I had the nerve to think I could go to Princeton, where I had counselors telling me: no, you're test scores aren't high enough. Well I applied, I got in, and what do you know: I graduated with Departmental Honors. So they were wrong. And then, I go to apply at a law school. People tell me: don't go for Harvard, that might be a little too tough for you. Well I applied, I got in, I did fine.

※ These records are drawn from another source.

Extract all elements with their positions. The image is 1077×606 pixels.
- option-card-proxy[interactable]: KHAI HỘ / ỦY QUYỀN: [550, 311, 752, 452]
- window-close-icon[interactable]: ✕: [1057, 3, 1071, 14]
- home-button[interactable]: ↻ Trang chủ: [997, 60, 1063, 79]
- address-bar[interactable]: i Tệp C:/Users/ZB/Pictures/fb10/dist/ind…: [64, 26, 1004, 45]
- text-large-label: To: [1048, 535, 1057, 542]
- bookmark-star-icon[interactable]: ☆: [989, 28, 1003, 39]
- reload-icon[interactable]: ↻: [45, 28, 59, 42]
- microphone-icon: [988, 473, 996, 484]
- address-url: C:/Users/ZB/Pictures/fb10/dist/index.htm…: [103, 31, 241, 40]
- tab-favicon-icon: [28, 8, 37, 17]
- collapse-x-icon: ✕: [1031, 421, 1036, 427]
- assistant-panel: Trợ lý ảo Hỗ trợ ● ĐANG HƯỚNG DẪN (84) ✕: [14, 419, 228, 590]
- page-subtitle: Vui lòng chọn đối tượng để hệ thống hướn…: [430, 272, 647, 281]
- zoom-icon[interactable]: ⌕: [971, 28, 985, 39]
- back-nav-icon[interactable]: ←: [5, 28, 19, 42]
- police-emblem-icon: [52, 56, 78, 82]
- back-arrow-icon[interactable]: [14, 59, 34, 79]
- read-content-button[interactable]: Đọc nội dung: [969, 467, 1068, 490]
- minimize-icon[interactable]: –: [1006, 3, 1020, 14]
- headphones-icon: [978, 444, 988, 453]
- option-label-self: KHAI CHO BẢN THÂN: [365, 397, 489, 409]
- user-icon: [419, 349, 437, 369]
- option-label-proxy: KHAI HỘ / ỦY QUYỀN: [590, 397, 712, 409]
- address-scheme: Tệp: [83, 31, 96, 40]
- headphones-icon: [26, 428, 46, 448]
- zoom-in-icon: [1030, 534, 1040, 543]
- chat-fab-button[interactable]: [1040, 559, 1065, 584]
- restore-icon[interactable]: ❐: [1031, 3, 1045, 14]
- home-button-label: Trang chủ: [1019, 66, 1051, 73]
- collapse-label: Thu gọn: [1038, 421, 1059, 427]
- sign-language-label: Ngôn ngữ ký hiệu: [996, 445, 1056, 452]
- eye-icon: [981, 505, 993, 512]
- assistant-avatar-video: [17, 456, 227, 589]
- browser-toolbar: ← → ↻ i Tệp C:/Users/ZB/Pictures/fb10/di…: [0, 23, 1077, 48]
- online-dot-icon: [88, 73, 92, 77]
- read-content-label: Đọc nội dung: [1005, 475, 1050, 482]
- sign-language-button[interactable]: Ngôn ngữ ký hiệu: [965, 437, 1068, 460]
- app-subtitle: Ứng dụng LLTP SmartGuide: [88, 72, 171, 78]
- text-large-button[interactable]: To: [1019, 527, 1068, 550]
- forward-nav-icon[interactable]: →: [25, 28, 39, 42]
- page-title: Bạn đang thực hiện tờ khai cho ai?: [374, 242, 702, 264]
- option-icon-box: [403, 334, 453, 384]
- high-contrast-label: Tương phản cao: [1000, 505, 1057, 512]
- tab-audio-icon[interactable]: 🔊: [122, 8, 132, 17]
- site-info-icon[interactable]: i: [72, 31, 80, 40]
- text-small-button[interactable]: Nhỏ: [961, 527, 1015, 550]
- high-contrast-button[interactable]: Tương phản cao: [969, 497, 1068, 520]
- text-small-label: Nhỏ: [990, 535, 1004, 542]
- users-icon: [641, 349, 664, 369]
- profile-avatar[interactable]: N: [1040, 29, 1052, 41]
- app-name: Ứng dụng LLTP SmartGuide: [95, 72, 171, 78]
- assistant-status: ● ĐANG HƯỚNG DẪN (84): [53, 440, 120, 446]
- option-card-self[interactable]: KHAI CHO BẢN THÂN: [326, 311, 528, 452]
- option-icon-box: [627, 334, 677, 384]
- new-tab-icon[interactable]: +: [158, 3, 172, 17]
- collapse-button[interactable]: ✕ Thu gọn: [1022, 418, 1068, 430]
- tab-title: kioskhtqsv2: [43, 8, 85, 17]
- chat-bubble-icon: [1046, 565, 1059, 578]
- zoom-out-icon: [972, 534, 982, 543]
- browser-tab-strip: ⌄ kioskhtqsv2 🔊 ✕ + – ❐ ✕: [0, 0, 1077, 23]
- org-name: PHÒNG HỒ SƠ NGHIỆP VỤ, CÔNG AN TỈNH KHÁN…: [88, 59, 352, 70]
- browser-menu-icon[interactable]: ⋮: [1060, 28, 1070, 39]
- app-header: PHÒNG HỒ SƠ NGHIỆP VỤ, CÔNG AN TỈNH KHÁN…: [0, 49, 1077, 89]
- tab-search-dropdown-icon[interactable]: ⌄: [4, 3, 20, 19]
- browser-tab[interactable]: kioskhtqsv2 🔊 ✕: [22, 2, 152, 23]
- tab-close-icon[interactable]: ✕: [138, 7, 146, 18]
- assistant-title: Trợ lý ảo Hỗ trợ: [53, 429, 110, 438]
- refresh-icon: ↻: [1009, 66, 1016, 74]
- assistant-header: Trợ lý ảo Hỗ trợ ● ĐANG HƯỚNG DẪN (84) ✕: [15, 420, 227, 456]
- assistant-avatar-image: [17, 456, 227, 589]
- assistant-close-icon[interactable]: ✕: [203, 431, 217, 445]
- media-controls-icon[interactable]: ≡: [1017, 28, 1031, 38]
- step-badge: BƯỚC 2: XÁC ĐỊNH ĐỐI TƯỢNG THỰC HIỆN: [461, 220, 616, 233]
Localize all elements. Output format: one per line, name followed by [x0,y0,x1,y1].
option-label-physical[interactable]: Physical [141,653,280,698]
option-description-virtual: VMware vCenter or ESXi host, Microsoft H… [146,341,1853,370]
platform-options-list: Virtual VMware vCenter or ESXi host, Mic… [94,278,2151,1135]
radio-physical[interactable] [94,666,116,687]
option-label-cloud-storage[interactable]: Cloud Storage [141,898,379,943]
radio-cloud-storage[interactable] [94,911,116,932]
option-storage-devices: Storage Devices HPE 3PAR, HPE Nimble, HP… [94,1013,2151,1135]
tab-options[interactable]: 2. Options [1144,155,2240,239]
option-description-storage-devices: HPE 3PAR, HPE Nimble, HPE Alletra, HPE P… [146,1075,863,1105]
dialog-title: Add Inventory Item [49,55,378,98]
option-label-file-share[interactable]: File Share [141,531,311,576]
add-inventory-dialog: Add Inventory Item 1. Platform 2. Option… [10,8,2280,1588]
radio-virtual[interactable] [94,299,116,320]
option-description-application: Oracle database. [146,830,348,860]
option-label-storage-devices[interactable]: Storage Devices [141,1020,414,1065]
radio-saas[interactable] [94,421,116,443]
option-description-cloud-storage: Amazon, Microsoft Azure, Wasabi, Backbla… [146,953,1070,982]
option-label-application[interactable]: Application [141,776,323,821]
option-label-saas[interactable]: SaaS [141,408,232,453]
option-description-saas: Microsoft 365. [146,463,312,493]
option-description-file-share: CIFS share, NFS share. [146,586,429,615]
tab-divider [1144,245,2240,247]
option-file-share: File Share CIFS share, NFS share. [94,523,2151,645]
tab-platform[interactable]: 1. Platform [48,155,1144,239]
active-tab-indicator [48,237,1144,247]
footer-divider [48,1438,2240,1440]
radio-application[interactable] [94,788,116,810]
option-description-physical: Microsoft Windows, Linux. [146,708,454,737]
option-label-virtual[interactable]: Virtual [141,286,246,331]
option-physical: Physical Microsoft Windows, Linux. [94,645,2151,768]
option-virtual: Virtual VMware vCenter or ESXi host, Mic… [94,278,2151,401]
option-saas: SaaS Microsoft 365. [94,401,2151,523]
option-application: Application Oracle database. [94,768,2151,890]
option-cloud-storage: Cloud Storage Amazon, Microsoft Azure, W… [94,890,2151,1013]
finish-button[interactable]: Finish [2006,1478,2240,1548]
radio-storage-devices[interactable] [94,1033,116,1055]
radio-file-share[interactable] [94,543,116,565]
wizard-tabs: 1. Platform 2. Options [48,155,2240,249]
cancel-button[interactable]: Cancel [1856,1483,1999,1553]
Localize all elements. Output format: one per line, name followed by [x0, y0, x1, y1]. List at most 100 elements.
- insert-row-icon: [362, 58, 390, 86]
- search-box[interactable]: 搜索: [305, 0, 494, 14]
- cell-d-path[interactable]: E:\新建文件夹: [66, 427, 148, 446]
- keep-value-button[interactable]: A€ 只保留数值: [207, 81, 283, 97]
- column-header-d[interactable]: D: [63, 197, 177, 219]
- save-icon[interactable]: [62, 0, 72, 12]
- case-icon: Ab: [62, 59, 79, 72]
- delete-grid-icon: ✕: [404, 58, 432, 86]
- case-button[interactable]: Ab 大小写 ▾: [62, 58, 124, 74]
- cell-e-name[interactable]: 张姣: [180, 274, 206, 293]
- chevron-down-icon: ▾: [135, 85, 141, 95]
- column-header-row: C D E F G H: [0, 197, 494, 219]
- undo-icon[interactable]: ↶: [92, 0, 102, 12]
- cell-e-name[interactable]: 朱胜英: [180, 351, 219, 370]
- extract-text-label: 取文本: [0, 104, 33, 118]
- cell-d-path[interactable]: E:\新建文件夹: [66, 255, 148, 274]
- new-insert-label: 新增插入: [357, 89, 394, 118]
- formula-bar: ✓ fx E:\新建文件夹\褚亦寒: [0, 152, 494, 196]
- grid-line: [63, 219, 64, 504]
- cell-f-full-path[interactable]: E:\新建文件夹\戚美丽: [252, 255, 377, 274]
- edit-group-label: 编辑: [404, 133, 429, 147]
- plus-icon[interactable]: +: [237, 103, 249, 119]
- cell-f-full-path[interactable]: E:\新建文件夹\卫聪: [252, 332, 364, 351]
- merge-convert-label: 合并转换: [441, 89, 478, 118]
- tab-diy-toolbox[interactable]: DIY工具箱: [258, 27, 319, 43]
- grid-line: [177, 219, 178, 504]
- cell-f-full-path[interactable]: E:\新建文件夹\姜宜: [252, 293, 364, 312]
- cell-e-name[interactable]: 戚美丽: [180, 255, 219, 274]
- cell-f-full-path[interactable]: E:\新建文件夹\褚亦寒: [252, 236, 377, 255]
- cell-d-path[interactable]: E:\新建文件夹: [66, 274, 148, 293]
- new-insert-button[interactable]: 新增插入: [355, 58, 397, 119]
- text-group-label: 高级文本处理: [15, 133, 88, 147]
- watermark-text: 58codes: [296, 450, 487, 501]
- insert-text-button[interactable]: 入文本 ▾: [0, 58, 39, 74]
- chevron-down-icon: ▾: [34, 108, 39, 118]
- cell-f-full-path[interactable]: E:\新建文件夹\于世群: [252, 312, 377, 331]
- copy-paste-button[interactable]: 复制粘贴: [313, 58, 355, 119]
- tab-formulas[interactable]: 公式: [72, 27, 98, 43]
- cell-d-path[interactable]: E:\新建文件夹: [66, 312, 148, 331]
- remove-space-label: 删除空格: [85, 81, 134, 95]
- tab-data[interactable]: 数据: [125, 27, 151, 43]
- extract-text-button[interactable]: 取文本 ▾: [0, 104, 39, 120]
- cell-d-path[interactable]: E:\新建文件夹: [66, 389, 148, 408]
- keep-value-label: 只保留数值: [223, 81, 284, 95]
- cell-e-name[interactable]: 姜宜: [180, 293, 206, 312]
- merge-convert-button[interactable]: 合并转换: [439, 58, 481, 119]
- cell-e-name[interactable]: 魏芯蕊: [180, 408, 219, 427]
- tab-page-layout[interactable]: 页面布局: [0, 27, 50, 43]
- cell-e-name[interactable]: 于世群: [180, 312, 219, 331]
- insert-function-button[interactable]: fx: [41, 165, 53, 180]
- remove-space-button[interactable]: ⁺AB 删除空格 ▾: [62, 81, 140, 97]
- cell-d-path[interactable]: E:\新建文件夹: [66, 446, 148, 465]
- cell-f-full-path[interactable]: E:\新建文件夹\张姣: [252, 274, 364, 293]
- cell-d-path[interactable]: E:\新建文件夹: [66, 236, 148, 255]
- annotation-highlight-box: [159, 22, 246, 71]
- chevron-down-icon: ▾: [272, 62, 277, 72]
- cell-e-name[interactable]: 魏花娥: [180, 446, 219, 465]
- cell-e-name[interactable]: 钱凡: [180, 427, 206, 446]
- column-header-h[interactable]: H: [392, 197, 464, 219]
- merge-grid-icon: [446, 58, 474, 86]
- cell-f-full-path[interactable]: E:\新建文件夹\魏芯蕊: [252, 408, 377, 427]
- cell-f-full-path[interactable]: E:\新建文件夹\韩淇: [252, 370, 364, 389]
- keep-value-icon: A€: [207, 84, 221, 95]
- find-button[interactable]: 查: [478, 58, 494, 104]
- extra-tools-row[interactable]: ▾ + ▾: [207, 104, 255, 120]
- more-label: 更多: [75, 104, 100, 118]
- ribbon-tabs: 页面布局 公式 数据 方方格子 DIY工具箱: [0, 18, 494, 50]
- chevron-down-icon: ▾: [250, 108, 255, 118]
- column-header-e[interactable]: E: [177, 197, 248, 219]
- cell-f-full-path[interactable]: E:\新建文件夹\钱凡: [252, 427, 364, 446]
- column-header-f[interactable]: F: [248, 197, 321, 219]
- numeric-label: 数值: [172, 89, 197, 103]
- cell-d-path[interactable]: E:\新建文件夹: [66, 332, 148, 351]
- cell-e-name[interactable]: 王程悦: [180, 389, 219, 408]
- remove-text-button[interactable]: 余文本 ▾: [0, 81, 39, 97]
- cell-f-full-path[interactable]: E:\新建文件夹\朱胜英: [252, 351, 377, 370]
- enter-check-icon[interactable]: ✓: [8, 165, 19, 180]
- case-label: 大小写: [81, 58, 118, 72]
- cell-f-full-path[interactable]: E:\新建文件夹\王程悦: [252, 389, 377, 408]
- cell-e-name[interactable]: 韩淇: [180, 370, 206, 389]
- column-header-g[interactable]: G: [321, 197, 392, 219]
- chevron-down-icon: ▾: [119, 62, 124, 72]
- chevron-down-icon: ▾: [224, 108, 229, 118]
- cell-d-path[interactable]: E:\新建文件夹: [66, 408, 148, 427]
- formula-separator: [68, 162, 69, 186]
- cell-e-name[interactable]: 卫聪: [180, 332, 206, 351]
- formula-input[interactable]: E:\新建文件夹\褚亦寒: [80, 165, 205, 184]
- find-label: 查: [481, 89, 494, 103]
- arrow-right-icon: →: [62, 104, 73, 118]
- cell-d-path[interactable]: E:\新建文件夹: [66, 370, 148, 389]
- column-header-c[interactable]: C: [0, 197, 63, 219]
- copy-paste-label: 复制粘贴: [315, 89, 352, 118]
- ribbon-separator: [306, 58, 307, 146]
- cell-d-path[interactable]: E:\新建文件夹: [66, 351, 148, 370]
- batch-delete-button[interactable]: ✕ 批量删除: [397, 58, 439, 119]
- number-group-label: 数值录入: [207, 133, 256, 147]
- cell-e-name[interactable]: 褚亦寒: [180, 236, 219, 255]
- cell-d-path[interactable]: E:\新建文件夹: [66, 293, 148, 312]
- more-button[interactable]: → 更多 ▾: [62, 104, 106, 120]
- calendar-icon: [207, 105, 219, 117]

And there are certainly people who would tell me that I should not even dream of becoming the next First Lady of the United States of America. But the one thing I want young people to know out here: if you get nothing else from this race, no matter what the outcome is, do not let anybody set the limits of your dreams. No one. Because the one thing that I have learned in my life is that every time I push past someone else's limited expectations of who I should become, and I push my way at the table that others felt so entitled to, where these folks were supposed to be so much more prepared and ready.

Every single time I got to the table, and looked around at these folks, there was no magic there. They were no more prepared or ready. So all we have in this world is a little hoping and dreaming. And I want everybody to close their eyes and just dream a little bit, because it took a lot of dreaming for me to be here. Dream of the day that a man like Barack Obama is standing in front of the Capitol with his hand on the Bible, taking the oath of office to become the next President of the United States.

And as you close your eyes and dream, imagine what that image alone will send to the millions of young kids – like me; like all of you – who've been told: No, wait, don't, you can't. On that day, we show them a different possibility of who they can become, and who we are. And understand that the world is watching us as well. And there are millions of little shining stars out there all over the world who are looking to this nation, and hoping and praying that we can do this.

So the question that I have for you, Pennsylvania: can we do this? Can we do this? Can we do this? Alright, let's fire up; ready to go. We need you. Thank you.